(Musik-) Bücher
– Neue It´s the time of the season… um mal wieder was zu lesen, zum Beispiel. Weihnachten und die Zeit „zwischen den Jahren“ bieten sich perfekt dazu an, und rein zufällig hätte Christina Mohr hier was für Sie. Nämlich Bücher rund um Musik, Bands, DJs, Mode und Kunst von Jonnie Schulz, Jürgen Teipel und Farkas, Seidl, Zwirner.
Senfkanone und Döner-Bass
Wer mit den Begriffen Senfkanone, Döner-Bass, Frank The Raving Sausage und „Entfaltung“ etwas anfangen kann, gehört ziemlich sicher zu den wenigen Auserwählten, die einem Konzert der Butch Meier Band beiwohnen durften. Für alle anderen hier die ganz kurze Bandgeschichte: Im Jahr 2000 schlossen sich vier vom Punk angeödete Visionäre zur einzigen Country- und Western-Band von St. Pauli, Tennessee zusammen. Jonnie Schulz (Schlagzeug), Digger Barnes (Bass), Ted Memphis (Gitarre) und Butch Meier (Gesang & Kampfsport) forderten ihre linke Herkunftsszene mit Schnauzbärten und countrifizierten Coverversionen von Modern Talking, Billy Idol oder Circle Jerks aufs Äußerste heraus. Stand Country und Western nicht für alles Verachtenswerte wie Mackertum, Amerika-Patriotismus und den Verzehr von Tieren? Die Butch Meier Band begibt sich auf eine ungefähr acht Jahre* andauernde Missionstour, lange bevor Nachahmercombos wie The Boss Hoss und Texas Lightning mit geklautem Meier-Konzept den dicken Reibach machen.
Jonnie Schulz‘ Erinnerungen lesen sich nicht nur wahnsinnig komisch, sie bieten auch tiefe Einblicke in die alternative Szene der frühen 2000er Jahre.
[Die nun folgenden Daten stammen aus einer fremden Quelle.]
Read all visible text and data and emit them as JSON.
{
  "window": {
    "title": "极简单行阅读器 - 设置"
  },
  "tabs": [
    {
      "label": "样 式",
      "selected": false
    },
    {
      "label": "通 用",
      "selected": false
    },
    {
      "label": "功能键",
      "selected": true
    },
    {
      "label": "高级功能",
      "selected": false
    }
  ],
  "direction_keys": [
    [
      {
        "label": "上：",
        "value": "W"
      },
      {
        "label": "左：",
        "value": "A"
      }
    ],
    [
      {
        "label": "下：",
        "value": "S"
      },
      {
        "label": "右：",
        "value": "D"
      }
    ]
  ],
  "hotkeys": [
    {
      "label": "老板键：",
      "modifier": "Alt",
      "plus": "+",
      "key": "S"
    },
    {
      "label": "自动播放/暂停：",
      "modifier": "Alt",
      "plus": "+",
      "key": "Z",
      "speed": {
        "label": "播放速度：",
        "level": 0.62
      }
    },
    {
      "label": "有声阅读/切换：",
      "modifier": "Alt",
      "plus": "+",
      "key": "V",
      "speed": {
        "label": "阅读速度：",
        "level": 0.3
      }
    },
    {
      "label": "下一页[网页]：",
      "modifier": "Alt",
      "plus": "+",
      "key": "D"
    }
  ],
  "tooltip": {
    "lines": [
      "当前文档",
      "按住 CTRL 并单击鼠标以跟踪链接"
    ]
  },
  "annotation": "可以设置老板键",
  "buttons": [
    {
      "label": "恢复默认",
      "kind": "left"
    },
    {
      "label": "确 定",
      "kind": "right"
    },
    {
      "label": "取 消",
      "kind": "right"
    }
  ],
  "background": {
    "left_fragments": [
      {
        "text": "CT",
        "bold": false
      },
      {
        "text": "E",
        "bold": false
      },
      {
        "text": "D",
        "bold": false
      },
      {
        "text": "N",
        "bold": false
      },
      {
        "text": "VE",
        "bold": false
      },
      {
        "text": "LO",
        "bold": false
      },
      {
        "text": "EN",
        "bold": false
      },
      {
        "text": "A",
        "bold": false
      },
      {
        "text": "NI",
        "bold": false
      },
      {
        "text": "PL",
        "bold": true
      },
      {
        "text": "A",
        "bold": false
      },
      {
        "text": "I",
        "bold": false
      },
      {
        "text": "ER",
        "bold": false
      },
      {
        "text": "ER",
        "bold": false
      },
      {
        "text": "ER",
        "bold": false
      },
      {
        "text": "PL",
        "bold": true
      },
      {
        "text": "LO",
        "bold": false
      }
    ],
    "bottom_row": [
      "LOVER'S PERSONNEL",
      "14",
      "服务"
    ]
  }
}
Probleme mit der Meier-Performance und -Performanz bestanden nicht nur bandintern (zumindest anfangs), sondern vor allem in linken Zentren wie der Berliner „Kadterschmiede“, einer nicht nur qua Namen überambitionierten selbstverwalteten Clubinititative. Das Veranstalter-Komitee besagter Kadterschmiede hing den buchtitelgebenden Zettel an der Kasse auf, um unerwünschte Country- resp. Squaredance-Spießer fernzuhalten: „Kein Zutritt für Hinterwäldler“ – wen ließe dieser Aufruf nicht unberührt?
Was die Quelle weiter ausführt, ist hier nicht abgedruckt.